Форкосиган поставил локти на стол, уперся подбородком в ладони и улыбнулся:
– Что ж, попытаюсь последовать вашему совету.
Оба замолчали, чувствуя, как усталость берет свое. Форкосиган откинулся на спинку стула и закрыл глаза. Корделия опустила голову на руки и задремала. Примерно через полчаса вошел Куделка.
– Мы взяли Сенса, сэр, – доложил он. – Но у нас были… остались трудности с Рэдновом и Дэробеем. Они что-то пронюхали и скрылись в лесу. Я выслал за ними отряд.
Казалось, Форкосиган готов разразиться проклятиями.
– Надо было пойти самому, – пробормотал он. – У них есть оружие?
– У обоих остались нейробластеры. Плазмотроны мы успели забрать.
– Хорошо. Я больше не хочу тратить время на поиски. Отзовите людей и блокируйте все входы в укрытие. Интересно, как им понравится ночевать в лесу? – Глаза его весело сверкнули. – Мы прихватим их позже. Деться им некуда.
Корделия помогла Дюбауэру забраться в катер – пустой и довольно потрепанный – и устроиться на свободном месте. С прибытием последнего отряда катер наполнился солдатами, включая трех понурых арестантов. Все барраярцы оказались рослыми и мускулистыми молодыми людьми. Пока Форкосиган был самым невысоким из всех, кого она видела.
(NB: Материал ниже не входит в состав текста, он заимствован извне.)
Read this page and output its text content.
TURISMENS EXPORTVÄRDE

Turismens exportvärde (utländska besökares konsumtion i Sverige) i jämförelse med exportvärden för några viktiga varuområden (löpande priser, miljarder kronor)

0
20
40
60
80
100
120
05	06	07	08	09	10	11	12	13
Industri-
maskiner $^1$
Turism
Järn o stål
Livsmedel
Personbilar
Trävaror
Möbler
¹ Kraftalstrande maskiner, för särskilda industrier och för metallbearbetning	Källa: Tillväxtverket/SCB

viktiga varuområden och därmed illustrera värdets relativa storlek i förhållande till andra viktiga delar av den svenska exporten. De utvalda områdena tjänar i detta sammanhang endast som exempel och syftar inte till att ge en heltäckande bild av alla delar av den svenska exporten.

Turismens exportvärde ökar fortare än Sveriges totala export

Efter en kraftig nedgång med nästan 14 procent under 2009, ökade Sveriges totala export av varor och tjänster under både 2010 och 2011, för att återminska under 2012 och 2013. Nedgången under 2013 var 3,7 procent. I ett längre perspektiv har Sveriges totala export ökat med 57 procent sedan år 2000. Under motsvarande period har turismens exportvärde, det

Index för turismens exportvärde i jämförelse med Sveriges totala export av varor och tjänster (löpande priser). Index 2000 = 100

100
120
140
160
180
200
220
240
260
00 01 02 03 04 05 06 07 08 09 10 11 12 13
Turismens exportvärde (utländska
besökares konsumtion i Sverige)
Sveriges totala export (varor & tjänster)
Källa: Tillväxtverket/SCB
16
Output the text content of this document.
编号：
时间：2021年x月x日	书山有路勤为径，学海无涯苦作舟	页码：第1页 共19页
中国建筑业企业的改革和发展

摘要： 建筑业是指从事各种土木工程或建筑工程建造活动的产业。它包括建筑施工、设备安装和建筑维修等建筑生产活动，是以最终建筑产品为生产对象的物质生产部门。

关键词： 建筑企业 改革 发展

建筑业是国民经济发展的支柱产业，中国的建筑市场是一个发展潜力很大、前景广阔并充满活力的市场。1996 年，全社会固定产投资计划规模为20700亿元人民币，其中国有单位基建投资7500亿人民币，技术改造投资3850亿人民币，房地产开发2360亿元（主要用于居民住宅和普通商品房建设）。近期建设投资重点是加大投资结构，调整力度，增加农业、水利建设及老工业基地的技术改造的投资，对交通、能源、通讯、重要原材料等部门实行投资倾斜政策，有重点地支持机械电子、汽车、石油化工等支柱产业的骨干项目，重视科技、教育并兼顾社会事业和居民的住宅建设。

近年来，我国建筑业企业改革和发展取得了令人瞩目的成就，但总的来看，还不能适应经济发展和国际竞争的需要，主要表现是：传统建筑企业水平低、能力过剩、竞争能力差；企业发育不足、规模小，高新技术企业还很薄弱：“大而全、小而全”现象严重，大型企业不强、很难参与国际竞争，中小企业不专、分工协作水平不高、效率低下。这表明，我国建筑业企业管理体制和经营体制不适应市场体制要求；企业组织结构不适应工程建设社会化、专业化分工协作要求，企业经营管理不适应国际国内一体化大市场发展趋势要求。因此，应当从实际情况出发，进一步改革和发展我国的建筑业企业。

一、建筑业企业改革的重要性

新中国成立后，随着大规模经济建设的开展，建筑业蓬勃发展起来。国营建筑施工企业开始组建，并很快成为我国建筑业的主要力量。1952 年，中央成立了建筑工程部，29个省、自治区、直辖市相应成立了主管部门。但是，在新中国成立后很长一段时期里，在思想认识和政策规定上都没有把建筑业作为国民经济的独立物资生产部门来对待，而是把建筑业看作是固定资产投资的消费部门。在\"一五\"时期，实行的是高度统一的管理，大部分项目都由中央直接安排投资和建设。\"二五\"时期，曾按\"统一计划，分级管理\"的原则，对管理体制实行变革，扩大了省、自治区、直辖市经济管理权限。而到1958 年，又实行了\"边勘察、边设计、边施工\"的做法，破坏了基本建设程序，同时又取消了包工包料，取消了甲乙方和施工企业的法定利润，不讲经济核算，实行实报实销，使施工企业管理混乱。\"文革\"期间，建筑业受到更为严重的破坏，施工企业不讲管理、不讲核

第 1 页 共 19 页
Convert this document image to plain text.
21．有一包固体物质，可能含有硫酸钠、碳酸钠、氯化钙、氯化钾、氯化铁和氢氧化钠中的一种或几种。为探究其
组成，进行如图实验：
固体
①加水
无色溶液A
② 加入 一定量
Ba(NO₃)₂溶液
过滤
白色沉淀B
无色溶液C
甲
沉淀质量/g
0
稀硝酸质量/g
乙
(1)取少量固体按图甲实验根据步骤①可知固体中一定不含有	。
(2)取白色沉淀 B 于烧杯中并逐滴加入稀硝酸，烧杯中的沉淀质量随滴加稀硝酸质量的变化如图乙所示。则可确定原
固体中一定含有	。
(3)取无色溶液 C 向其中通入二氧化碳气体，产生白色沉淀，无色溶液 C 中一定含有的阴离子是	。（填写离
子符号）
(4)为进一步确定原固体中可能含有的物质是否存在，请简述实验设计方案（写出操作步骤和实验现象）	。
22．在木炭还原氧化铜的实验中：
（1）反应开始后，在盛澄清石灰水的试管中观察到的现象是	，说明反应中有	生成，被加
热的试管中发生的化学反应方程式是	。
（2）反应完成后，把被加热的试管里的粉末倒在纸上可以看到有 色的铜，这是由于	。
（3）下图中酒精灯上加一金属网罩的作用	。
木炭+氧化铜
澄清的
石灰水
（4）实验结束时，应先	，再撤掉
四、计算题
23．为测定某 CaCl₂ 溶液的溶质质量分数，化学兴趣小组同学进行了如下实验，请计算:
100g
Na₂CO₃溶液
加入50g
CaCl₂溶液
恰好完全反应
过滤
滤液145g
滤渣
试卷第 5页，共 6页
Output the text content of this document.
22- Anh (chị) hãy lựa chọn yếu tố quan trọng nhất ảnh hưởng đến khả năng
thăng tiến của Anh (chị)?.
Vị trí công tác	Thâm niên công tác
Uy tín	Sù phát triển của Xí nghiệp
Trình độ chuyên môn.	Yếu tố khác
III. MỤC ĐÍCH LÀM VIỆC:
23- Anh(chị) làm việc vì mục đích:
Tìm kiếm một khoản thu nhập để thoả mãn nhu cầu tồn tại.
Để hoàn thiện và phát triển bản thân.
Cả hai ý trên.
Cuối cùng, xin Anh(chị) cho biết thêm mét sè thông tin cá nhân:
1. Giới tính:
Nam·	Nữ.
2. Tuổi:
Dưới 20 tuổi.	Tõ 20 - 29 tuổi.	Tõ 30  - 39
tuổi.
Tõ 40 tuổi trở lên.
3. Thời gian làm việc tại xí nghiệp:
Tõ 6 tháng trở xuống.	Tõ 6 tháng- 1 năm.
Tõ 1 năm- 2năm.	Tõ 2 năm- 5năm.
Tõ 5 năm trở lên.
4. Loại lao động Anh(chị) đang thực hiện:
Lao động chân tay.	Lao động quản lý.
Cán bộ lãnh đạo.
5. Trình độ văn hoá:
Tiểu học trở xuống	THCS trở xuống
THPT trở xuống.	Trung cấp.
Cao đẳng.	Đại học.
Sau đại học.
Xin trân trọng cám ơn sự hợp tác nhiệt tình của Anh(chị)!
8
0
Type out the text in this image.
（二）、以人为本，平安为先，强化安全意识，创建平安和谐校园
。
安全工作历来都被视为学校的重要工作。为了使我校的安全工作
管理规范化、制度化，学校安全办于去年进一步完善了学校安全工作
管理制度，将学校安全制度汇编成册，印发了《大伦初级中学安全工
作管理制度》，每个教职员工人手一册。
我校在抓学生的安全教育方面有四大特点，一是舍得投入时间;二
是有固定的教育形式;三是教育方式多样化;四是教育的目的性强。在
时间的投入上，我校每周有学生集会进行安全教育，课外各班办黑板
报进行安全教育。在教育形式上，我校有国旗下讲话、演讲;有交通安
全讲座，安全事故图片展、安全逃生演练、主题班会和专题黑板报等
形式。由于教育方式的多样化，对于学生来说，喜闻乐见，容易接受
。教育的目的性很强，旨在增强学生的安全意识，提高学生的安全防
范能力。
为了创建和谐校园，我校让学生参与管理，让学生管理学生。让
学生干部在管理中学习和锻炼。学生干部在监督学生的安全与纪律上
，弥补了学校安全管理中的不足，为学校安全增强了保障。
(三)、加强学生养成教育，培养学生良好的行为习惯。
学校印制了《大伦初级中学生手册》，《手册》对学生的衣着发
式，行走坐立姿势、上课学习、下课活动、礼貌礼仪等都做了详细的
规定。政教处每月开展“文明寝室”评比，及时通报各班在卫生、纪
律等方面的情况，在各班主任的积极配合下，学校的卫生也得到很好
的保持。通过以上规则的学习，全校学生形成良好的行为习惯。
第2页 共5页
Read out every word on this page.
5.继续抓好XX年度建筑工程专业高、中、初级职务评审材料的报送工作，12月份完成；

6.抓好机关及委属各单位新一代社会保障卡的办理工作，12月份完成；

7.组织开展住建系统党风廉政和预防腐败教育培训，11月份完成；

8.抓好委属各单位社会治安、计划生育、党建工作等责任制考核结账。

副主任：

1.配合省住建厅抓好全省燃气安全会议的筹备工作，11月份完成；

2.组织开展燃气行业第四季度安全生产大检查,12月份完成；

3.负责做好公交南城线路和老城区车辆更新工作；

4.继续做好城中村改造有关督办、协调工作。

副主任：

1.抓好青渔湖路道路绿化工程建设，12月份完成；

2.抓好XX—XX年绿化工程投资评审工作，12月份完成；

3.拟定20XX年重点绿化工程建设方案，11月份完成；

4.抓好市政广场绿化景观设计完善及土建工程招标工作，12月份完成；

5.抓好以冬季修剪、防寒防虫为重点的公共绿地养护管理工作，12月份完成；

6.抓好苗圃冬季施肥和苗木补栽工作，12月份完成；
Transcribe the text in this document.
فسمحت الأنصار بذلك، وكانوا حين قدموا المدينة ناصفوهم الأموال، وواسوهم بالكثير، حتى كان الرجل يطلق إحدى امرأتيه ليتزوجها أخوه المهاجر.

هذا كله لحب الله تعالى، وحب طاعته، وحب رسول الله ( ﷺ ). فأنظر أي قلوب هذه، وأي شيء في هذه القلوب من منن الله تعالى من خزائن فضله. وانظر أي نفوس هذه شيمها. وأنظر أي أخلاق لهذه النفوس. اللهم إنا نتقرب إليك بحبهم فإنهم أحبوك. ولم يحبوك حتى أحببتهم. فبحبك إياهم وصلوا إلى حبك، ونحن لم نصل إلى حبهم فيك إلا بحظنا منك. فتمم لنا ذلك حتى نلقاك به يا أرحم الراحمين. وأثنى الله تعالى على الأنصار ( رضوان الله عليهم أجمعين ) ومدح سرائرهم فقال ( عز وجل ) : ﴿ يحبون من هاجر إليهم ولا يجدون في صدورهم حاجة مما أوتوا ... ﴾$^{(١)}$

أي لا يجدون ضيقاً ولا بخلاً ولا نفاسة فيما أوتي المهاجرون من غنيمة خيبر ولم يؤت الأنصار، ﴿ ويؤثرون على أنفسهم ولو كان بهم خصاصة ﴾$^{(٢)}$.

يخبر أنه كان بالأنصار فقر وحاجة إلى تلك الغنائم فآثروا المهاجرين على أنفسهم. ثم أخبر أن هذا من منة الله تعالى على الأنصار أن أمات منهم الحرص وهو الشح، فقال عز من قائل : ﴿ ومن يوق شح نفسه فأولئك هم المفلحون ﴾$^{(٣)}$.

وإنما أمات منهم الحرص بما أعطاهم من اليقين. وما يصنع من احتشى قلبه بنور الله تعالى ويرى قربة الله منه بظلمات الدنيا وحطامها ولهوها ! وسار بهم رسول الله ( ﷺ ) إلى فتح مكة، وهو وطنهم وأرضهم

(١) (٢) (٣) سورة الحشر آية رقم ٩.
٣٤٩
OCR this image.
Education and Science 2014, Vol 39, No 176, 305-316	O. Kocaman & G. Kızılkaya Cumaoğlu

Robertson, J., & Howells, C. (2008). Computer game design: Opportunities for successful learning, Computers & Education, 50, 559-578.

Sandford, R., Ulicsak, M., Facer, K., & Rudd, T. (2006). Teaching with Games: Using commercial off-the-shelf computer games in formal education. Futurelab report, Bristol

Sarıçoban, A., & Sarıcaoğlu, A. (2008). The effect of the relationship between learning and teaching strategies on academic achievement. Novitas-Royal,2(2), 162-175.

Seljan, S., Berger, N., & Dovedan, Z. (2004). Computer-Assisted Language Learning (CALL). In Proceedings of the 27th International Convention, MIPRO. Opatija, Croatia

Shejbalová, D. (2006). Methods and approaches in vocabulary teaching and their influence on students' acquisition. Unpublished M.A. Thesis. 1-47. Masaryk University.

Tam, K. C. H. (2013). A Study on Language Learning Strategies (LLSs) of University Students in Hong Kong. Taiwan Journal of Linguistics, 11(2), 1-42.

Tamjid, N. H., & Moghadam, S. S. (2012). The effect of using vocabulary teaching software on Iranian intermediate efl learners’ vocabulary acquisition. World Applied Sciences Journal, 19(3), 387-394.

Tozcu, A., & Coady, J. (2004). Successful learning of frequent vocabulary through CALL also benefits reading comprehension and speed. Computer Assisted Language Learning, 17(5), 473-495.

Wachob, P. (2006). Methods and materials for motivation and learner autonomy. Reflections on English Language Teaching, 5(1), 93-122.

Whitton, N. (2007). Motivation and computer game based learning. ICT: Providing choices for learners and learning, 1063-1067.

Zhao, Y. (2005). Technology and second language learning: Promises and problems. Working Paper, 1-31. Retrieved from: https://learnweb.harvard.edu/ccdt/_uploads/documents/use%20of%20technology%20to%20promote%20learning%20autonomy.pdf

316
Они с любопытством разглядывали личных пленных Форкосигана, и до нее донеслись обрывки фраз на двух или трех языках. Догадаться о предмете разговора было нетрудно. Корделия невесело усмехнулась. Юнцы были полны иллюзий относительно того, сколько желания и сил для занятий любовью может остаться у мужчины и женщины после сорокакилометровых ежедневных переходов, сотрясения мозга и удара парализатора; у людей больных и голодных, попеременно присматривающих за раненым и пытающихся не попасть на ужин окрестным хищникам… К тому же совсем немолодых: тридцати трех и сорока с лишним лет. Она закрыла глаза, чтобы не видеть их любопытных физиономий.